Although Immigration and Customs Enforcement agents had arrested Alzate and threw him in the Hudson County Jail in Jersey City, they didn’t bring his deportation case to the court for eight days. “This time period was psychological torture for me because I did not know what would happen to me or when,” Alzate said. And his case isn’t uncommon, according to data from the Executive Office for Immigration Review. It took a median of six days for a case to be filed last year, and two weeks after that for a first hearing or bond ruling from an immigration judge.
In 11 of the 55 courts that heard more than 500 cases last year, detainees were jailed for six weeks or more before an initial hearing.

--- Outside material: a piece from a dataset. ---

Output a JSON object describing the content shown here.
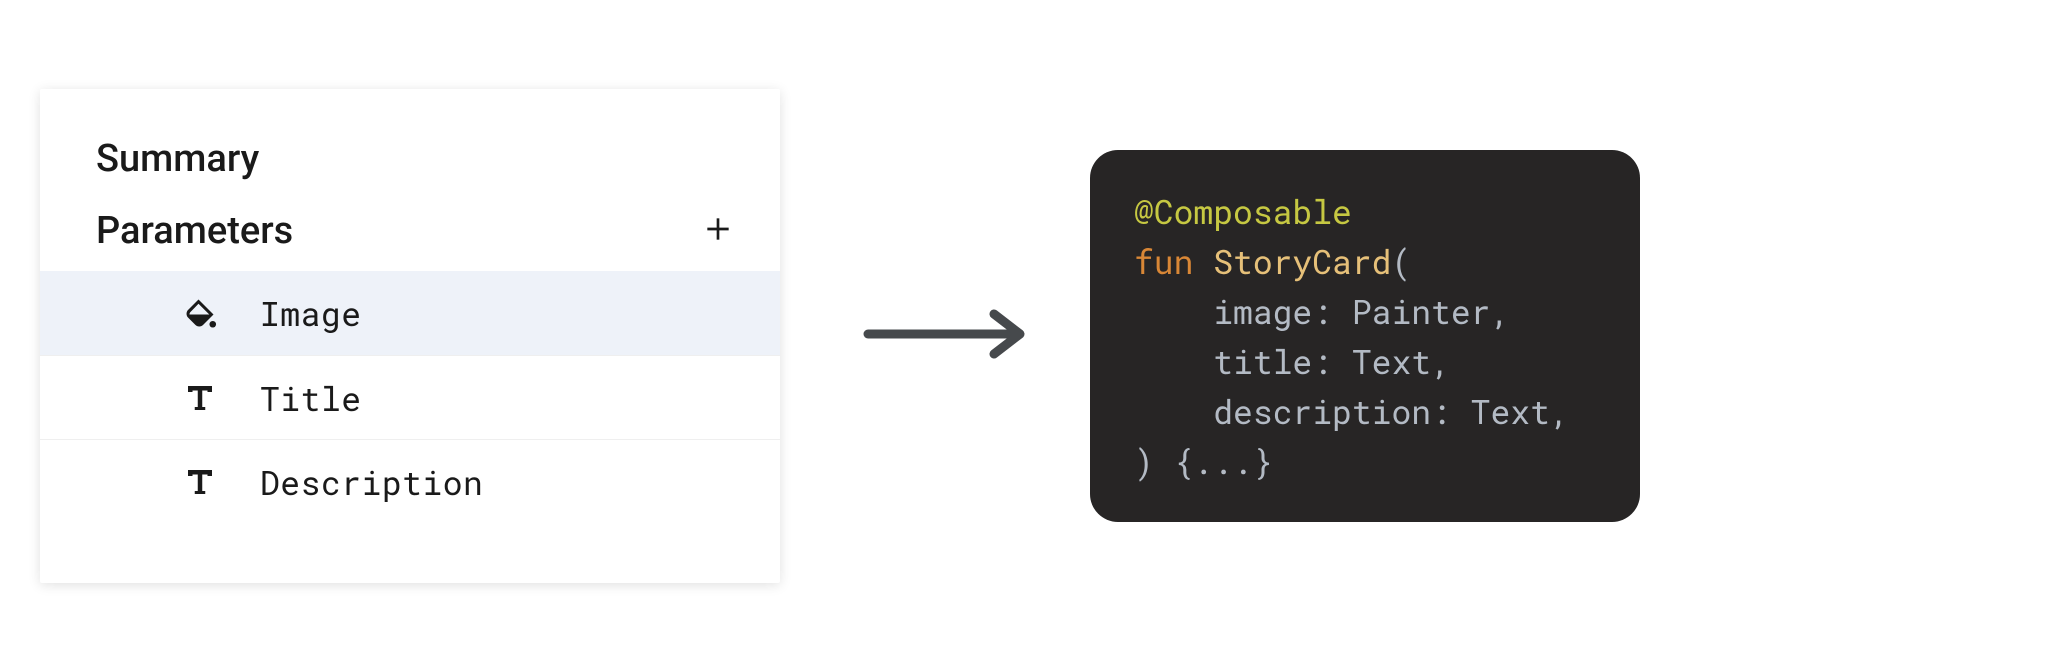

These would be unconstitutional wait times in a criminal context, where general due process rights require authorities file a case and provide an arraignment generally in no longer than 48 hours. “It’s just one more way, I would say, that immigration cases are like the bizarro-world of American justice, where a lot of things that are taken for granted in terms of checks and balances are just not present,” said Michael Kagan, a law professor at the University of Nevada in Las Vegas and director of an immigration law clinic. The Daily Beast
In other New York immigration news…
Looters Destroy Immigrant-Owned Business in the Bronx
Looters broke open the glass door of Francisco Araujo’s watch and jewelry store in the Fordham neighborhood of the Bronx, stealing diamond necklaces, earrings, bracelets and rings. Araujo believes he lost $150,000 of merchandise. He was planning on opening his store next week when the state’s stay-at-home order was lifted, but now he’s not sure he can. Looters have hit many luxury brand and chain stores since New Yorkers first began protesting the killing of George Floyd. But in the Bronx, the victims were largely immigrant small business owners already hurting from the coronavirus shutdown. The New York Times
Study Shows the Toll of No Driver’s Licenses for Farmworkers
A three-year study by anthropologists from SUNY Geneseo shows that refusing to issue driver’s licenses to undocumented immigrants between 2001 and 2020 led to increased social isolation and health risks for immigrant farmworkers and their families in Western and Central New York. From 2001 until January 1, 2020, New York state required all driver’s license applicants to supply a social security number. In their study, Assistant Professor Jennifer Guzmán and Associate Professor Melanie Medeiros found that geographic features impeded farm workers’ mobility, which in turn made it harder for them to perform normal errands like grocery shopping, seeing relatives or going to a doctor. Read the study.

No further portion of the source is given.